2
votes

I have created a Cloud ML Engine model and tried to generate online/HTTP predictions, but am finding that the latency of running a prediction is still quite high. Below is the Python script I am using to generate predictions (from here):

def predict_json(project, model, instances, version=None):
    service = googleapiclient.discovery.build('ml', 'v1')
    name = 'projects/{}/models/{}'.format(project, model)

    if version is not None:
        name += '/versions/{}'.format(version)

    response = service.projects().predict(
        name=name,
        body={'instances': instances}
    ).execute()

    if 'error' in response:
        raise RuntimeError(response['error'])

    return response['predictions']

When the model is run on my laptop, once I have a tf.Session with the graph and all variables restored, a forward pass through the network takes around 0.16s (for a batch size of 1). However, when I feed in the same data using Cloud ML, a forward pass takes around 3.6s, even when I run the same script multiple times.

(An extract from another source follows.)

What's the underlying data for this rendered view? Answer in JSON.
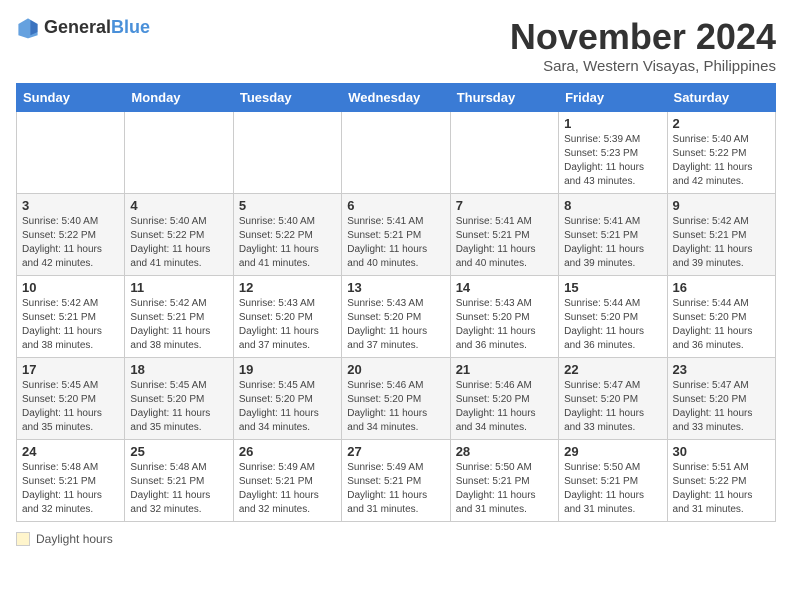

I suspect that the model is being re-loaded from scratch every time I attempt to make a prediction - is there a way to have the same tf.Session running in the background so that predictions are generated much faster? Or is there something else I am doing incorrectly?

Thanks in advance for your help!

1
According to this doc, you can use the default version of the model or you can specify a different version every time. Are you using the same version every time? Check this doc about Managing Models and Jobs. Maybe this general troubleshooting doc is helpful as well - check the way Cloud resources are provisioned for predictions.Tudormi
Thanks for your reply. The model I am using only has 1 version (which I have set as the default) so that should not be a problem - none of the issues in the troubleshooting doc are applicable either.yuji

1 Answers

0
votes
  1. Measure the latency between your computer and Google cloud? Try sending a malformed URL and measure response time.

  2. Check the region the service was deployed in.

  3. Send five requests to the service at 30s apart. Does the latency go down?